University of California at Berkeley Earns Top Score in National Student Steel Bridge Competition

Team from the University of California at Berkeley
The team from the University of California at Berkeley took first place in the 2012 National Student Steel Bridge Competition, hosted by the ASCE student chapter at Clemson University. “The rules come out August fifteenth, and that day student teams started looking at what the design of their bridge will be,” says Scott D. Schiff, Ph.D., M.ASCE, a professor at Clemson and one of the organizers of this year’s event. “And it is not so much the final product but how are you going to assemble the bridge at the competition dealing with the number of pieces [of the bridge], the size of the pieces, [and] what the construction order is, because if you don’t think about that ahead of time you are going to end up with a bridge that is not buildable.” Joshua S. Kelly–Orange Hat Photos
By Doug Scott
For the second time in the past six years, the team from the University of California at Berkeley won the National Student Steel Bridge Competition, the two primary sponsors of which are the American Institute of Steel Construction and ASCE. The final round, which was hosted by the ASCE student chapter at Clemson University, took place May 25–26, and 47 student teams from the United States, Canada, Mexico, and China took part.
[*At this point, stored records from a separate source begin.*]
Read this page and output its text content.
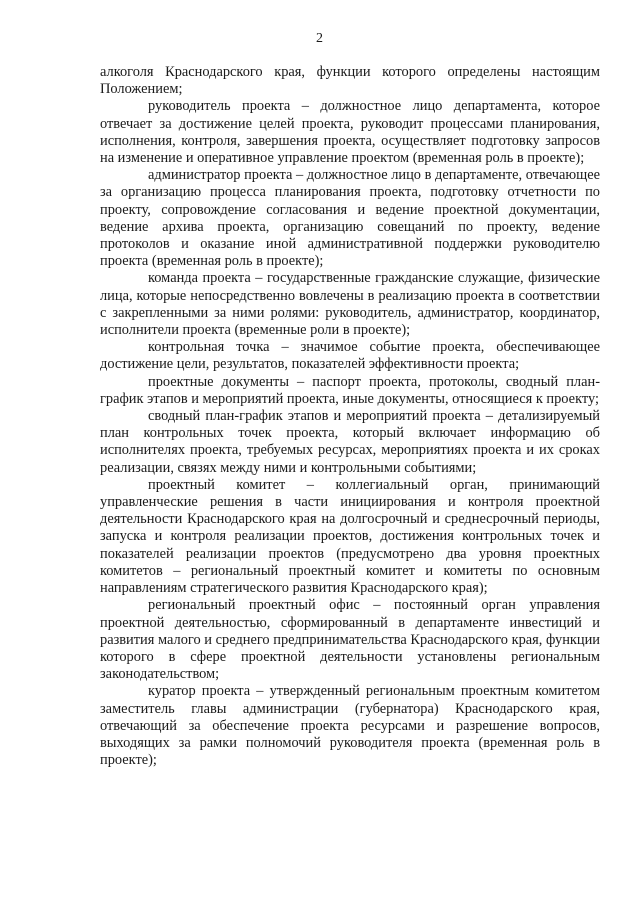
2

алкоголя Краснодарского края, функции которого определены настоящим Положением;

руководитель проекта – должностное лицо департамента, которое отвечает за достижение целей проекта, руководит процессами планирования, исполнения, контроля, завершения проекта, осуществляет подготовку запросов на изменение и оперативное управление проектом (временная роль в проекте);

администратор проекта – должностное лицо в департаменте, отвечающее за организацию процесса планирования проекта, подготовку отчетности по проекту, сопровождение согласования и ведение проектной документации, ведение архива проекта, организацию совещаний по проекту, ведение протоколов и оказание иной административной поддержки руководителю проекта (временная роль в проекте);

команда проекта – государственные гражданские служащие, физические лица, которые непосредственно вовлечены в реализацию проекта в соответствии с закрепленными за ними ролями: руководитель, администратор, координатор, исполнители проекта (временные роли в проекте);

контрольная точка – значимое событие проекта, обеспечивающее достижение цели, результатов, показателей эффективности проекта;

проектные документы – паспорт проекта, протоколы, сводный план-график этапов и мероприятий проекта, иные документы, относящиеся к проекту;

сводный план-график этапов и мероприятий проекта – детализируемый план контрольных точек проекта, который включает информацию об исполнителях проекта, требуемых ресурсах, мероприятиях проекта и их сроках реализации, связях между ними и контрольными событиями;

проектный комитет – коллегиальный орган, принимающий управленческие решения в части инициирования и контроля проектной деятельности Краснодарского края на долгосрочный и среднесрочный периоды, запуска и контроля реализации проектов, достижения контрольных точек и показателей реализации проектов (предусмотрено два уровня проектных комитетов – региональный проектный комитет и комитеты по основным направлениям стратегического развития Краснодарского края);

региональный проектный офис – постоянный орган управления проектной деятельностью, сформированный в департаменте инвестиций и развития малого и среднего предпринимательства Краснодарского края, функции которого в сфере проектной деятельности установлены региональным законодательством;

куратор проекта – утвержденный региональным проектным комитетом заместитель главы администрации (губернатора) Краснодарского края, отвечающий за обеспечение проекта ресурсами и разрешение вопросов, выходящих за рамки полномочий руководителя проекта (временная роль в проекте);
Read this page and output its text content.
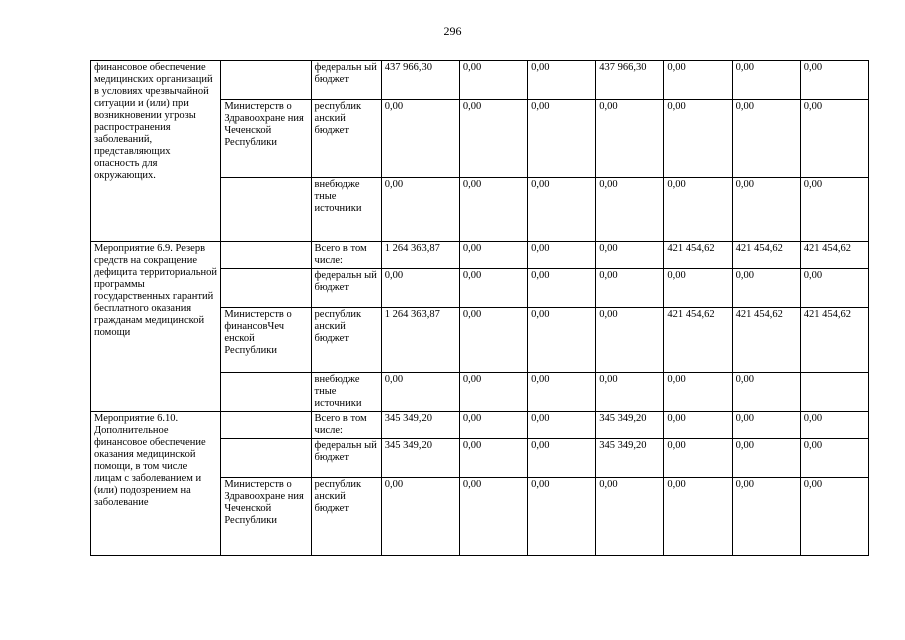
296
финансовое обеспечение медицинских организаций в условиях чрезвычайной ситуации и (или) при возникновении угрозы распространения заболеваний, представляющих опасность для окружающих.		федеральн ый бюджет	437 966,30	0,00	0,00	437 966,30	0,00	0,00	0,00
	Министерств о Здравоохране ния Чеченской Республики	республик анский бюджет	0,00	0,00	0,00	0,00	0,00	0,00	0,00
		внебюдже тные источники	0,00	0,00	0,00	0,00	0,00	0,00	0,00
Мероприятие 6.9. Резерв средств на сокращение дефицита территориальной программы государственных гарантий бесплатного оказания гражданам медицинской помощи		Всего в том числе:	1 264 363,87	0,00	0,00	0,00	421 454,62	421 454,62	421 454,62
		федеральн ый бюджет	0,00	0,00	0,00	0,00	0,00	0,00	0,00
	Министерств о финансовЧеч енской Республики	республик анский бюджет	1 264 363,87	0,00	0,00	0,00	421 454,62	421 454,62	421 454,62
		внебюдже тные источники	0,00	0,00	0,00	0,00	0,00	0,00	
Мероприятие 6.10. Дополнительное финансовое обеспечение оказания медицинской помощи, в том числе лицам с заболеванием и (или) подозрением на заболевание		Всего в том числе:	345 349,20	0,00	0,00	345 349,20	0,00	0,00	0,00
		федеральн ый бюджет	345 349,20	0,00	0,00	345 349,20	0,00	0,00	0,00
	Министерств о Здравоохране ния Чеченской Республики	республик анский бюджет	0,00	0,00	0,00	0,00	0,00	0,00	0,00
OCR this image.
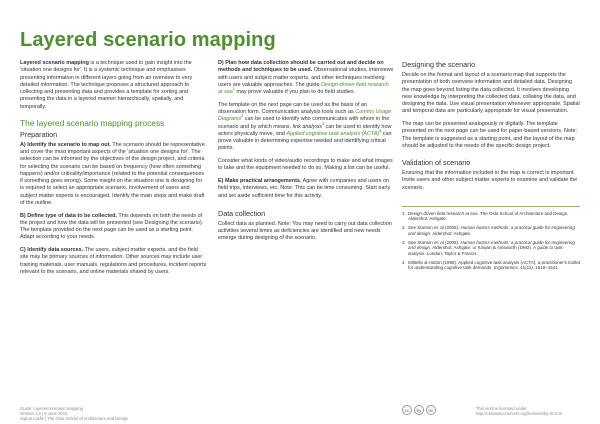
Layered scenario mapping

Layered scenario mapping is a technique used to gain insight into the 'situation one designs for'. It is a systemic technique and emphasises presenting information in different layers going from an overview to very detailed information. The technique proposes a structured approach to collecting and presenting data and provides a template for sorting and presenting the data in a layered manner hierarchically, spatially, and temporally.

The layered scenario mapping process
Preparation

A) Identify the scenario to map out. The scenario should be representative and cover the most important aspects of the 'situation one designs for'. The selection can be informed by the objectives of the design project, and criteria for selecting the scenario can be based on frequency (how often something happens) and/or criticality/importance (related to the potential consequences if something goes wrong). Some insight on the situation one is designing for is required to select an appropriate scenario. Involvement of users and subject matter experts is encouraged. Identify the main steps and make draft of the outline.

B) Define type of data to be collected. This depends on both the needs of the project and how the data will be presented (see Designing the scenario). The template provided on the next page can be used as a starting point. Adapt according to your needs.

C) Identify data sources. The users, subject matter experts, and the field site may be primary sources of information. Other sources may include user training materials, user manuals, regulations and procedures, incident reports relevant to the scenario, and online materials shared by users.

D) Plan how data collection should be carried out and decide on methods and techniques to be used. Observational studies, interviews with users and subject matter experts, and other techniques involving users are valuable approaches. The guide Design-driven field research at sea$^1$ may prove valuable if you plan to do field studies.

The template on the next page can be used as the basis of an observation form. Communication analysis tools such as Comms Usage Diagrams$^2$ can be used to identify who communicates with whom in the scenario and by which means, link analysis$^3$ can be used to identify how actors physically move, and Applied cognitive task analysis (ACTA)$^4$ can prove valuable in determining expertise needed and identifying critical points.

Consider what kinds of video/audio recordings to make and what images to take and the equipment needed to do so. Making a list can be useful.

E) Make practical arrangements. Agree with companies and users on field trips, interviews, etc. Note: This can be time consuming. Start early and set aside sufficient time for this activity.

Data collection

Collect data as planned. Note: You may need to carry out data collection activities several times as deficiencies are identified and new needs emerge during designing of the scenario.

Designing the scenario

Decide on the format and layout of a scenario map that supports the presentation of both overview information and detailed data. Designing the map goes beyond listing the data collected. It involves developing new knowledge by interpreting the collected data, collating the data, and designing the data. Use visual presentation whenever appropriate. Spatial and temporal data are particularly appropriate for visual presentation.

The map can be presented analogously or digitally. The template presented on the next page can be used for paper-based versions. Note: The template is suggested as a starting point, and the layout of the map should be adjusted to the needs of the specific design project.

Validation of scenario

Ensuring that the information included in the map is correct is important. Invite users and other subject matter experts to examine and validate the scenario.

1 Design-driven field research at sea. The Oslo School of Architecture and Design. Aldershot: Ashgate.
2 See Stanton et. al (2005). Human factors methods: a practical guide for engineering and design. Aldershot: Ashgate.
3 See Stanton et. al (2005). Human factors methods: a practical guide for engineering and design. Aldershot: Ashgate. or Kirwan & Ainsworth (1992). A guide to task analysis. London: Taylor & Francis.
4 Militello & Hutton (1998). Applied cognitive task analysis (ACTA): a practitioner's toolkit for understanding cognitive task demands. Ergonomics, 41(11), 1618–1641.
Guide: Layered scenario mapping
Version 1.0 | 9 June 2015
Sigrun Lurås | The Oslo School of Architecture and Design
cc	by	nc	This work is licensed under
http://creativecommons.org/licenses/by-nc/4.0/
“At the competition last year, at Texas A&M, we faced the tough reality” of not finishing in the top three, says Sabrina Odah, S.M.ASCE, the captain of the 24-member Berkeley team. “But this year we wanted to come back and have a really strong and competitive team. It was that spirit and that attitude that carried us through the entire academic year. I attribute our finishing first this year to our team growing very close, and therefore we had an extremely good work ethic and a tremendous sense of teamwork. What that showed was how functional we could be as a team of young engineers working together.”
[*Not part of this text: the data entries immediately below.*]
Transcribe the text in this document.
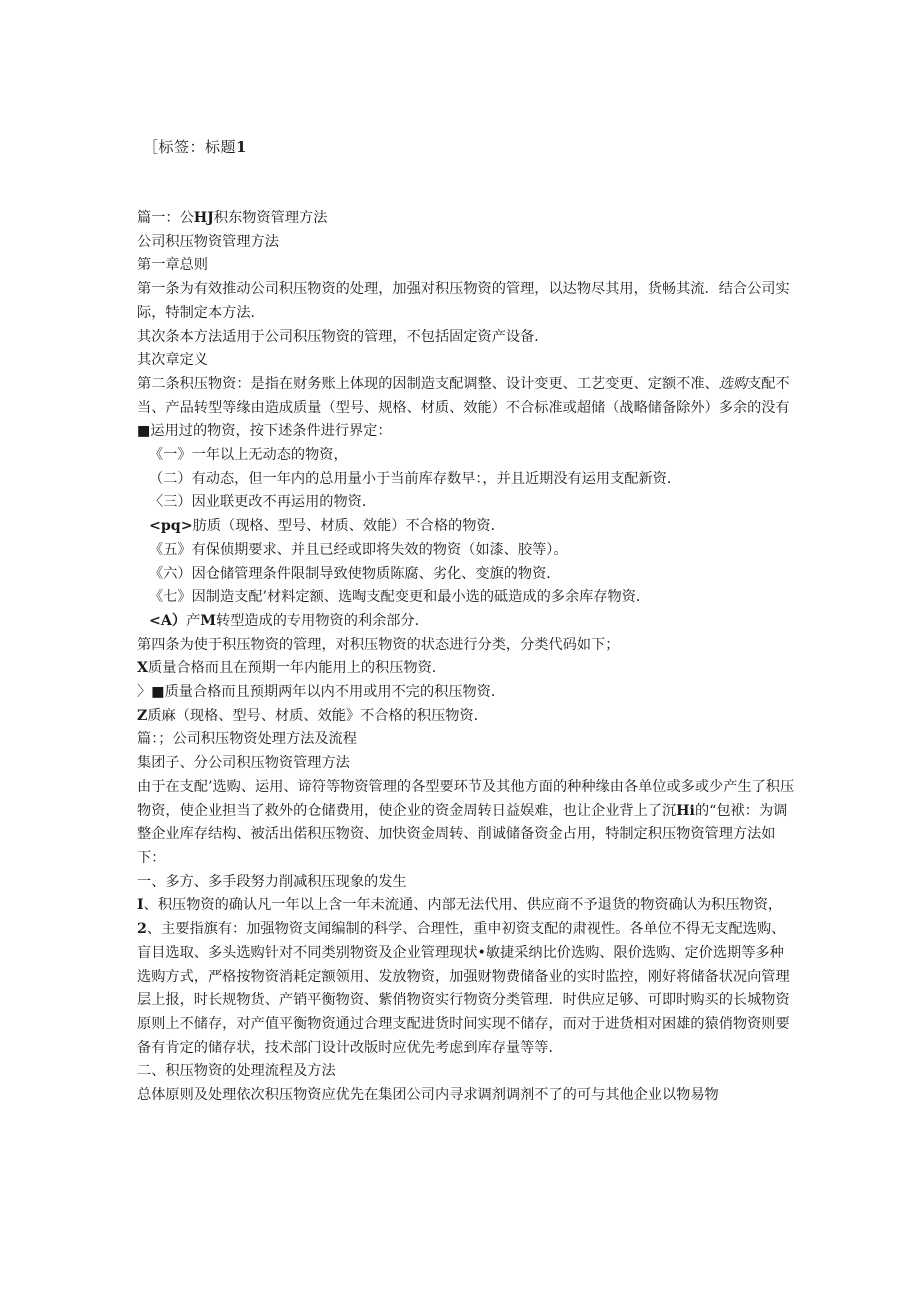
［标签：标题1

篇一：公HJ积东物资管理方法

公司积压物资管理方法

第一章总则

第一条为有效推动公司积压物资的处理，加强对积压物资的管理，以达物尽其用，货畅其流．结合公司实际，特制定本方法．

其次条本方法适用于公司积压物资的管理，不包括固定资产设备．

其次章定义

第二条积压物资：是指在财务账上体现的因制造支配调整、设计变更、工艺变更、定额不准、选购支配不当、产品转型等缘由造成质量（型号、规格、材质、效能）不合标准或超储（战略储备除外）多余的没有■运用过的物资，按下述条件进行界定：

《一》一年以上无动态的物资，

（二）有动态，但一年内的总用量小于当前库存数早：，并且近期没有运用支配新资．

〈三）因业联更改不再运用的物资．

<pq>肪质（现格、型号、材质、效能）不合格的物资．

《五》有保侦期要求、并且已经或即将失效的物资（如漆、胶等）。

《六）因仓储管理条件限制导致使物质陈腐、劣化、变旗的物资．

《七》因制造支配’材料定额、选啕支配变更和最小选的砥造成的多余库存物资．

<A）产M转型造成的专用物资的利余部分．

第四条为使于积压物资的管理，对积压物资的状态进行分类，分类代码如下；

X质量合格而且在预期一年内能用上的积压物资．

〉■质量合格而且预期两年以内不用或用不完的积压物资．

Z质麻（现格、型号、材质、效能》不合格的积压物资．

篇：；公司积压物资处理方法及流程

集团子、分公司积压物资管理方法

由于在支配’选购、运用、谛符等物资管理的各型要环节及其他方面的种种缘由各单位或多或少产生了积压物资，使企业担当了救外的仓储费用，使企业的资金周转日益娱难，也让企业背上了沉Hi的“包袱：为调整企业库存结构、被活出偌积压物资、加快资金周转、削诚储备资金占用，特制定积压物资管理方法如下：

一、多方、多手段努力削减积压现象的发生

I、积压物资的确认凡一年以上含一年未流通、内部无法代用、供应商不予退货的物资确认为积压物资，

2、主要指旗有：加强物资支闻编制的科学、合理性，重申初资支配的肃视性。各单位不得无支配选购、盲目选取、多头选购针对不同类别物资及企业管理现状•敏捷采纳比价选购、限价选购、定价选期等多种选购方式，严格按物资消耗定额领用、发放物资，加强财物费储备业的实时监控，刚好将储备状况向管理层上报，时长规物货、产销平衡物资、紫俏物资实行物资分类管理．时供应足够、可即时购买的长城物资原则上不储存，对产值平衡物资通过合理支配进货时间实现不储存，而对于进货相对困雄的猿俏物资则要备有肯定的储存状，技术部门设计改版时应优先考虑到库存量等等．

二、积压物资的处理流程及方法

总体原则及处理依次积压物资应优先在集团公司内寻求调剂调剂不了的可与其他企业以物易物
“When you look at these three important criteria of the competition—weight, speed, and the selection—Cal Berkeley had an excellent bridge,” says Scott D. Schiff, Ph.D., M.ASCE, a professor of civil engineering at Clemson, a faculty adviser to the Clemson team, and one of the organizers of this year’s finals. “A lot of times a team will do very well in one area, but they did extremely well in all three. Cal Berkeley is one of the schools that you look at and know that they are going to be competitive at the national level every year.”

For earning the highest overall score, the Berkeley team was honored with a $3,000 check from ASCE. The team from the Massachusetts Institute of Technology placed second, and California Polytechnic State University at San Luis Obispo placed third.

This was the 21st year of this annual event, which gives aspiring structural engineers an opportunity to display their ingenuity and creativity in a setting the encourages and rewards teamwork. The bridges designed by the student teams were scored by a team of 55 judges on the basis of a variety of criteria, among them construction speed, weight, and stiffness. The organizing committee usually alters the rules slightly each year so that teams are not designing and building the same bridge year after year.

“The curveball the rules committee threw us this year was we had to include a cofferdam element in our bridge design,” explains Odah. “Therefore, when we finished our final [bridge] design and we were working on a preliminary sequence in which we would build our bridge [at the finals], it made it very, very difficult to sequence the construction in such a way that you would have a really economical bridge.”

Odah, who graduated in May, is convinced that the team members learned quite a bit about how to be professional civil or structural engineers from this competition.

“We learned a lot about design and the behavior of steel when subjected to heat or machines in the steel shop and [about] the welding of the steel,” says Odah, who notes that 40 students contributed to the effort but only 24 traveled to Clemson. “And beyond that we learned a lot of core values, such as teamwork and resilience. I would say that was a huge factor in this year’s steel bridge team—that we came back with a competitive edge and with a mentality that we were competitive but we also had a good sense of sportsmanship. From losing last year, we matured as a team.”

“What teams learn is collaboration skills,” adds Schiff, who also helped to organize the event at Clemson in 2001. “It’s easy to say, ‘Work as a team,’ but how do you do that and how do these teams organize themselves so that some students can act as the team leader and the other students can follow and get work done?

“Also, the teams themselves have to raise thousands of dollars to get these bridges designed, fabricated, and transported to Clemson, so it is not just learning teamwork skills and communication skills; it is going out there and being able to sell your team to your sponsors because it costs money [to compete in this event.] So students and faculty are out there networking, meeting with people, and convincing them that it is a worthwhile student activity. And most [sponsors] agree, and they really enjoy the fact that these students are investing their time in an extracurricular activity that really allows the students to take some of the skills they learned in class and put them to professional use. In the end, the students who participate [in the event] learn all the important skills that they need to acquire to be an effective civil and structural engineer in the workplace.”

Before teams reach the finals, they compete in regional rounds held in conjunction with ASCE student conferences. The teams performing best in these rounds are then invited to the finals. Next year’s finals will be held in Seattle at the University of Washington.